凪の気分を ~先輩の妹が何だかしつこい上に周りの女子もおかしくなってきたような~ 作:冴木甲士
お化け屋敷から出てきた俺達に最初に反応したのは、葵だった。
「あ、おかえり……あれ?」
葵は奄美先輩を見て、不思議がった。
「お姉ちゃん、何か平気そうだね」
「平気に決まってるでしょ」
「いやお姉ちゃんお化け屋敷は……うん、何でもないね」
奄美先輩からただならぬ気配でも感じたのか、葵は素早く発言を撤回した。この口ぶり、葵も自分の姉がお化け屋敷苦手なこと知ってたな。
「胡星先輩は、まあ何ともないですよね」
「まあな」
「お化け屋敷に怖がる先生が想像付きませんしね」
「まあな」
「むしろお化け屋敷で怖がる人と一緒とか鬱陶しがりそう」
「ま……人によるがな」
奄美先輩という該当する人がいる手前、答えをとっさに濁した。
「ふーん?」
奈央は何を思ったか、口元をつまらなそうに閉じる。
「ま、いいや。次は僕と葵ね」
「そうだね」
と言ってさっさと二人が入っていく。ということは残った深央が俺と組むのか。
「次はお願いしますね、先生」
「ああ」
奄美先輩・深央・俺の三人はしばし待機となった。
「深央さんはお化け屋敷得意なの?」
所在のなさをごまかすように、奄美先輩が深央へ話を振る。話題については妥当というか無難というか、まあそんな感じになるよね。
「得意ってわけでもないですが、まあ普通でしょうか」
深央もいきなり話を振られ多少戸惑う様子を見せつつ返答した。
この二人がこうしてきちんと会話するのは以前の外食のとき以来になるのか。
だとすると互いによく知らないことのが多いから探り探りだよな。かく言う俺も奄美先輩や深央(というか周りの女子全員)の趣味嗜好を聞かれたら当てられる自信ないな。日々の雑談によく巻き込まれてるもののあんま記憶してないし。

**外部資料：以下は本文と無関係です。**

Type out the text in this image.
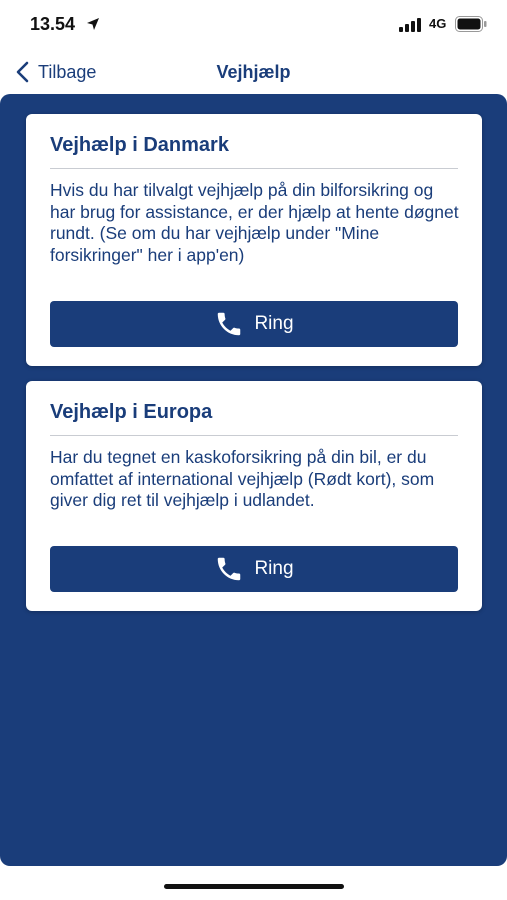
13.54	4G
Vejhjælp
Tilbage
Vejhælp i Danmark
Hvis du har tilvalgt vejhjælp på din bilforsikring og har brug for assistance, er der hjælp at hente døgnet rundt. (Se om du har vejhjælp under "Mine forsikringer" her i app'en)
Ring
Vejhælp i Europa
Har du tegnet en kaskoforsikring på din bil, er du omfattet af international vejhjælp (Rødt kort), som giver dig ret til vejhjælp i udlandet.
Ring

「奄美先輩はこういうホラーに対しても動じない雰囲気ありますね」
現に深央はこうして奄美先輩の実態とは離れた見解を持っている。
「まあ、私もそんなに苦手じゃないけどね」
そう見られて悪い気はしないみたいようで、奄美先輩は鷹揚に受け答えた。
「私からも一つ気になったんですが、お二人は今でも一緒にお出掛けになってるんですか?」
お化け屋敷とは全く関係ない話題を深央がぶっ込んできた。
「月に一回はな」
「それがどうかしたの?」
「いえ、個人的な興味です。ただ、お二人だけの外出だと同じ学校の生徒が見たときにカップルと誤解されて大変じゃないかな、と」
うん、そうだね。君ら双子も最初鉢合わせたときはそんな確認してきたもんね。
「心配ありがとう。そうならないように行き先などは考えてるから大丈夫よ」
「そうですか。すみません、余計なこと言ってしまって」
「いいの。黒山君も可愛い後輩を持ったものね」
ウフフ、と奄美先輩と深央が互いに笑っているのを見て、この二人が何だか気が合いそうに思えてきた。